Podstawowym polem zainteresowania Pracowni Regulacji Transkrypcyjnej są mechanizmy regulacji ekspresji ludzkich genów związanych z odpowiedzią i opornością na szkodliwe czynniki środowiskowe, w tym zwłaszcza genów kodujących białka oporności wielolekowej i enzymy homeostazy redoks. Celem prowadzonych przez nas badań jest poznanie szczegółowych mechanizmów skoordynowanej indukcji i/lub represji badanych genów na poziomie transkrypcji i zastosowanie uzyskanych wyników w praktyce biotechnologicznej (do konstrukcji komórkowych bioczujników reporterowych).
Aktualnie realizowane projekty:
Konstrukcja panelu reporterowych linii komórkowych do badania wpływu substancji farmakologicznie czynnych na ekspresję białek oporności wielolekowej.
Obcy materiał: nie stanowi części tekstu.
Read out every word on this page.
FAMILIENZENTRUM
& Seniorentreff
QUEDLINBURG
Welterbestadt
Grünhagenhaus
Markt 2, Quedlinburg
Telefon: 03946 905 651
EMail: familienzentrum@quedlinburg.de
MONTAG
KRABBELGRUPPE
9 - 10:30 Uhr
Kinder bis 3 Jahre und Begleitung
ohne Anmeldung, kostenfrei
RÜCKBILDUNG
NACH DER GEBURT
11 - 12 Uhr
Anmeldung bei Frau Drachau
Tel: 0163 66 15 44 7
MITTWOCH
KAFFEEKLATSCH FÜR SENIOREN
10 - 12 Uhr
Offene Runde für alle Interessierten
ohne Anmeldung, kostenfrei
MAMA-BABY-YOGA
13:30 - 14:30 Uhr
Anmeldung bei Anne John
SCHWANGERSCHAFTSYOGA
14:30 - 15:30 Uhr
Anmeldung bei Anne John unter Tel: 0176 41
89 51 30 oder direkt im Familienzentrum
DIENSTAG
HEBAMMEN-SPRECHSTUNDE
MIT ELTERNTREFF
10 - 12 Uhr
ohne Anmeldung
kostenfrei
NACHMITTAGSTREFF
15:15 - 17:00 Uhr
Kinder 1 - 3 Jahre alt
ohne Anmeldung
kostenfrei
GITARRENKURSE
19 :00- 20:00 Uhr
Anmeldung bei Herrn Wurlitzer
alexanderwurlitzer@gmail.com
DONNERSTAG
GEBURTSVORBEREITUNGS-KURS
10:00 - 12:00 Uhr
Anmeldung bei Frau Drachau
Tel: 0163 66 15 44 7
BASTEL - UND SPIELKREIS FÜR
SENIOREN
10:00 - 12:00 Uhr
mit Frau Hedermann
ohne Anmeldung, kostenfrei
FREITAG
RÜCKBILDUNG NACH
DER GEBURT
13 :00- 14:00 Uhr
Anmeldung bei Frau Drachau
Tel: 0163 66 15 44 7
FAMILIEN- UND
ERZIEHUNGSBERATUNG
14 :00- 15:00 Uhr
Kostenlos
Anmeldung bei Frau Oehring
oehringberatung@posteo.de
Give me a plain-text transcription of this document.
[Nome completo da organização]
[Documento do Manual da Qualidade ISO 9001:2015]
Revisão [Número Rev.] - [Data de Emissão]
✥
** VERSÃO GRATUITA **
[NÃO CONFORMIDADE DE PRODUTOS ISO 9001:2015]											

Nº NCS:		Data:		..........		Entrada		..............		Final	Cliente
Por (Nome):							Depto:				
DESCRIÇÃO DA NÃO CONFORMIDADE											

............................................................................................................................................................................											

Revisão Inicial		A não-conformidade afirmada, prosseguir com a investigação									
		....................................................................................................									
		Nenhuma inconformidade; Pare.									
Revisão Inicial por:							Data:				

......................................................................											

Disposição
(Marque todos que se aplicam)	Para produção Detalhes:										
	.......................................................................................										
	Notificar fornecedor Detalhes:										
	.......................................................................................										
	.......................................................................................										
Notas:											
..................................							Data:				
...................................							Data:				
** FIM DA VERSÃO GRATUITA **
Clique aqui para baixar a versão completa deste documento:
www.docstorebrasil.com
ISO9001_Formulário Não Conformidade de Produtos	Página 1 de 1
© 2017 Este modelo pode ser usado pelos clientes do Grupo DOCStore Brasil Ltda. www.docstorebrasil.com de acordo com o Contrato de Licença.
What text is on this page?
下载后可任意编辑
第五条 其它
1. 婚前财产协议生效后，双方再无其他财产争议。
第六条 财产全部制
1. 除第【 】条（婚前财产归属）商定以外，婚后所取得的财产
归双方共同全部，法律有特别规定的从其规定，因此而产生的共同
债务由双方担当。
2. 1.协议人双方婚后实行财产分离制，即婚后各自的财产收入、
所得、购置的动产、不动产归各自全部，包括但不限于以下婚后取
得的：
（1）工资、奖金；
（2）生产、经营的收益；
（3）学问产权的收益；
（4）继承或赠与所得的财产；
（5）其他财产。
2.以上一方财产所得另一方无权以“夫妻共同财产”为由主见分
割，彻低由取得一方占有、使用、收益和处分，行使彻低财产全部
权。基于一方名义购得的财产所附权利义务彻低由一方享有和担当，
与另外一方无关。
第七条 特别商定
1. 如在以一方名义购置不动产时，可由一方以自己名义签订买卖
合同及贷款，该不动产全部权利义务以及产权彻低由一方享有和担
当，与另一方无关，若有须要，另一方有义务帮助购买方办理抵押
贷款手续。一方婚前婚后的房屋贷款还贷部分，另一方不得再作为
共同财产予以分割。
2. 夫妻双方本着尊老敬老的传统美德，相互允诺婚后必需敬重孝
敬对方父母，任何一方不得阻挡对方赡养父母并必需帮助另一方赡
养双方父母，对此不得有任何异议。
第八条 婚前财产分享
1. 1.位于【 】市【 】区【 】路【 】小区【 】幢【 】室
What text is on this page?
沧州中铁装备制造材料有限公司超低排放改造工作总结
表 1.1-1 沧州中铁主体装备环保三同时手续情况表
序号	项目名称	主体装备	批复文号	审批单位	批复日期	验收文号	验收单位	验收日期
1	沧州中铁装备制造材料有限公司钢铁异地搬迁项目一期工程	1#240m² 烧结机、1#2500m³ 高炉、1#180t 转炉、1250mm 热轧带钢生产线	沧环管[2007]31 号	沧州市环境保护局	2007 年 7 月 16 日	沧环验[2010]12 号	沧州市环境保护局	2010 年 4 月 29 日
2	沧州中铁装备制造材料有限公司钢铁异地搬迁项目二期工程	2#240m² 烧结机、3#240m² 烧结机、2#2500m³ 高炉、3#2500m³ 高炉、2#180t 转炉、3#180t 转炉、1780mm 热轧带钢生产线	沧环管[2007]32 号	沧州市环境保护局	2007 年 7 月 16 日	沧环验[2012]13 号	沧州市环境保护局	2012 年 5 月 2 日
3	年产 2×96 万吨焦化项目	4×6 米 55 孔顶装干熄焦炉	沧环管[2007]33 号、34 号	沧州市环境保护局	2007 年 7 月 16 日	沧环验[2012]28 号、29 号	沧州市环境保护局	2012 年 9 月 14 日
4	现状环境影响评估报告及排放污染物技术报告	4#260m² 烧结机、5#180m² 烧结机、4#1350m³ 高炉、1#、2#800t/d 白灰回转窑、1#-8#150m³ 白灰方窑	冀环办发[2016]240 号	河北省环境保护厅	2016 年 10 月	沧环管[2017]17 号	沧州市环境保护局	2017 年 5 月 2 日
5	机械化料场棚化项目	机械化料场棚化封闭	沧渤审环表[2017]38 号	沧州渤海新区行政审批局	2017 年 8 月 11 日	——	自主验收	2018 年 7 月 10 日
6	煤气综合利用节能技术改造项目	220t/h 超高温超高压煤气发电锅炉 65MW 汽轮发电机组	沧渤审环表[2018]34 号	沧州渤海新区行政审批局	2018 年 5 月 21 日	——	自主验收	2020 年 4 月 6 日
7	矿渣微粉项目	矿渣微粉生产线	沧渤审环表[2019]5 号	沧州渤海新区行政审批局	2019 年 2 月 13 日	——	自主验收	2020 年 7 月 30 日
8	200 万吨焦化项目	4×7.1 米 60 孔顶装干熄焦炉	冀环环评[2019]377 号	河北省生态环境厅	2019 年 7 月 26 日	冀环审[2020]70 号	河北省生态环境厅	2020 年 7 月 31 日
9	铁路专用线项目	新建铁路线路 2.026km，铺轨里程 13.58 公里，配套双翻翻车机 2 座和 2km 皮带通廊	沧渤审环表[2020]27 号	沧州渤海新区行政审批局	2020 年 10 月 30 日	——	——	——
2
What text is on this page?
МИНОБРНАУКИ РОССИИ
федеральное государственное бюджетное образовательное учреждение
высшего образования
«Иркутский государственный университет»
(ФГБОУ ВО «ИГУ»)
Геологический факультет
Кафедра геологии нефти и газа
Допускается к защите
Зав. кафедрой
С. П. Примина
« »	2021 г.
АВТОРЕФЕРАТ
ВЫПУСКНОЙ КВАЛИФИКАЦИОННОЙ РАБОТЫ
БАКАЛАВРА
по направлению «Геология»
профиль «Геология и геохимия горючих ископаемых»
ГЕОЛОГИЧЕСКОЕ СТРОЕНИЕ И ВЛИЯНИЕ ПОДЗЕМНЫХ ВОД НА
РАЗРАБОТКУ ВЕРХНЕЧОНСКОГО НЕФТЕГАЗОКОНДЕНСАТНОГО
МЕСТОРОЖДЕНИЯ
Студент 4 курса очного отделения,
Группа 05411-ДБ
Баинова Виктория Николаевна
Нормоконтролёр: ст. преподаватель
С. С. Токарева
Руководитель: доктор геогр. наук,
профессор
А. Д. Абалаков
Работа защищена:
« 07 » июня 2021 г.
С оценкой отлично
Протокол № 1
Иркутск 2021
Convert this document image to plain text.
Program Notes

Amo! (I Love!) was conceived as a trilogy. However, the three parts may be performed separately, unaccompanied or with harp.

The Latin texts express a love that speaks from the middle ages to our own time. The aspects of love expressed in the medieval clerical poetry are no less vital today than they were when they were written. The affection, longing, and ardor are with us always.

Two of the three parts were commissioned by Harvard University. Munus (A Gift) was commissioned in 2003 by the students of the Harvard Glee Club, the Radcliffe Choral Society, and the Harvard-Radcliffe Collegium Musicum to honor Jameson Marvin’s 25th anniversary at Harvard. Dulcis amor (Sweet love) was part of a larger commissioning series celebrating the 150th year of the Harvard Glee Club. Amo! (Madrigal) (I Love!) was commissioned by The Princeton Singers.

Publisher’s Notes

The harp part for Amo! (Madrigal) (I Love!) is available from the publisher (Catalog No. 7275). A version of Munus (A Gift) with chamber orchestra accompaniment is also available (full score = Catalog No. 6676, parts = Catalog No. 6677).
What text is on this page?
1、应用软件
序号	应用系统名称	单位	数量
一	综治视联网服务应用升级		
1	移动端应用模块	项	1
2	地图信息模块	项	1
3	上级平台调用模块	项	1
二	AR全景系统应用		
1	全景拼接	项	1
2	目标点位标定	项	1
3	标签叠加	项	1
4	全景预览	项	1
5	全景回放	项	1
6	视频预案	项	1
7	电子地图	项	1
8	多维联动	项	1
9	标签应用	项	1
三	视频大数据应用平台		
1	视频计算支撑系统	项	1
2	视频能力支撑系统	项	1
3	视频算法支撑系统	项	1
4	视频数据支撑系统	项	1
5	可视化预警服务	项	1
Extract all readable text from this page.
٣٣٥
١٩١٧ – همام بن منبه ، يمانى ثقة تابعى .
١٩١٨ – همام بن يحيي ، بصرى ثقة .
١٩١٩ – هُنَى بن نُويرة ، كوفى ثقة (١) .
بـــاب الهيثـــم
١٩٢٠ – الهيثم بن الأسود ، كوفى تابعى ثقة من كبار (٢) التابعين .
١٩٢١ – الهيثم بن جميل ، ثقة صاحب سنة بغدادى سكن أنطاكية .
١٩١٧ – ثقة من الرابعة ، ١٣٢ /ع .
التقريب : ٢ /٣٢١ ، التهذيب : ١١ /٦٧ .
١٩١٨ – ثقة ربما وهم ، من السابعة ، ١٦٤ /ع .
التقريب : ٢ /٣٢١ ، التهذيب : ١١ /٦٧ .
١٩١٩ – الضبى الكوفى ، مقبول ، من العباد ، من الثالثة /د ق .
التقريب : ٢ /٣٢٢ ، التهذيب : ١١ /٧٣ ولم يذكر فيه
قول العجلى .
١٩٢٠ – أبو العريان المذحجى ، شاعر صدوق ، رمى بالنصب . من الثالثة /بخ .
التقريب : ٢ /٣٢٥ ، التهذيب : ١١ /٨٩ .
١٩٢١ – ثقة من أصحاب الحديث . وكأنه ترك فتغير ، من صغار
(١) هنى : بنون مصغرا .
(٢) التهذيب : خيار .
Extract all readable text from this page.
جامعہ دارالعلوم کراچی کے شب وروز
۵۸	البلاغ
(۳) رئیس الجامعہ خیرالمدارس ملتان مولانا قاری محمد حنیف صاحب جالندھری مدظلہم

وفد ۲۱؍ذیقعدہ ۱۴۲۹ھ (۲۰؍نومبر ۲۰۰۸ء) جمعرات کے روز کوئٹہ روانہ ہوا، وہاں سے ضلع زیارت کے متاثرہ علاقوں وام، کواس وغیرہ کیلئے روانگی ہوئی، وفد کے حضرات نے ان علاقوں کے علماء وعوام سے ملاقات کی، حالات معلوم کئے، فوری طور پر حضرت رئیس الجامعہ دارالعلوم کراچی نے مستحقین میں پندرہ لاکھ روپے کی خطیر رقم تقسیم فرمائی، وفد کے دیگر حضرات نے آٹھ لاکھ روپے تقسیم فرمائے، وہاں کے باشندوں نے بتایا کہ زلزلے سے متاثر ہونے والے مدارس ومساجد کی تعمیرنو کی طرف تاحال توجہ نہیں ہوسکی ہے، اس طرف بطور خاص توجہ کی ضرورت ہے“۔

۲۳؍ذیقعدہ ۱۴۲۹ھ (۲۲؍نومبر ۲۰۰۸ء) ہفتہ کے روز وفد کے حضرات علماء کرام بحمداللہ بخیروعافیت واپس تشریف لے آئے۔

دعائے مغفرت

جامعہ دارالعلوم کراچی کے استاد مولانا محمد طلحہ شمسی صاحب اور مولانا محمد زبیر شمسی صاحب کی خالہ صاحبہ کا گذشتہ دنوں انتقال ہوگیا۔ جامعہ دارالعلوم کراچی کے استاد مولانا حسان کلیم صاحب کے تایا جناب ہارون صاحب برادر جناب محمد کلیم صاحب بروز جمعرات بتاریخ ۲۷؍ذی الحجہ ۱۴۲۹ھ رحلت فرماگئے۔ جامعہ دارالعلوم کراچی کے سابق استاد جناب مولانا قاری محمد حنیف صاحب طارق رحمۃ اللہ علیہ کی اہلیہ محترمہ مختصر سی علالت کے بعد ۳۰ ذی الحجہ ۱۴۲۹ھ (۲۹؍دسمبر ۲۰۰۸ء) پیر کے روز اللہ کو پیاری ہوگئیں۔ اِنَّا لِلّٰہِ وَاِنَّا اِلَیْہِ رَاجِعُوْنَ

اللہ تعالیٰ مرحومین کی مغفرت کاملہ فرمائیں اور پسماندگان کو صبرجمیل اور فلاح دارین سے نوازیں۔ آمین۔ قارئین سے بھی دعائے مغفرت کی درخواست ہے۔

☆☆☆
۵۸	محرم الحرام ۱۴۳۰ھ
Zjawisko oporności wielolekowej, wywołanej ekspresją białek transportowych z nadrodziny ABC, to jedna z najważniejszych przyczyn niepowodzenia chemoterapii przeciwnowotworowej. Białka oporności wielolekowej działają jako aktywne transportery błonowe, usuwające cząsteczki leku na zewnątrz komórki nowotworowej i w ten sposób uniemożliwiające osiągnięcie w komórce stężenia terapeutycznie aktywnego (cytotoksycznego). Dodatkowym problemem jest tendencja do indukcji ekspresji białek oporności wielolekowej pod wpływem ekspozycji nowotworu na leki, a także na inne czynniki środowiskowe. Zdolność danej substancji chemicznej (zwłaszcza przeznaczonej do zastosowania farmakologicznego) do zwiększania ekspresji białek oporności wielolekowej w komórkach nowotworowych musi koniecznie podlegać ocenie, jeżeli narażeni na jej działanie mogą być pacjenci z chorobą nowotworową. Celem naszego projektu badawczego jest konstrukcja panelu reporterowych linii komórkowych (na bazie stabilnie transfekowanych ludzkich linii pochodzenia nowotworowego) umożliwiających łatwą ocenę w formacie wysokoprzepustowym ( high-throughput screening ) wpływu badanych substancji na transkrypcyjną regulację genów dla ludzkich białek oporności wielolekowej.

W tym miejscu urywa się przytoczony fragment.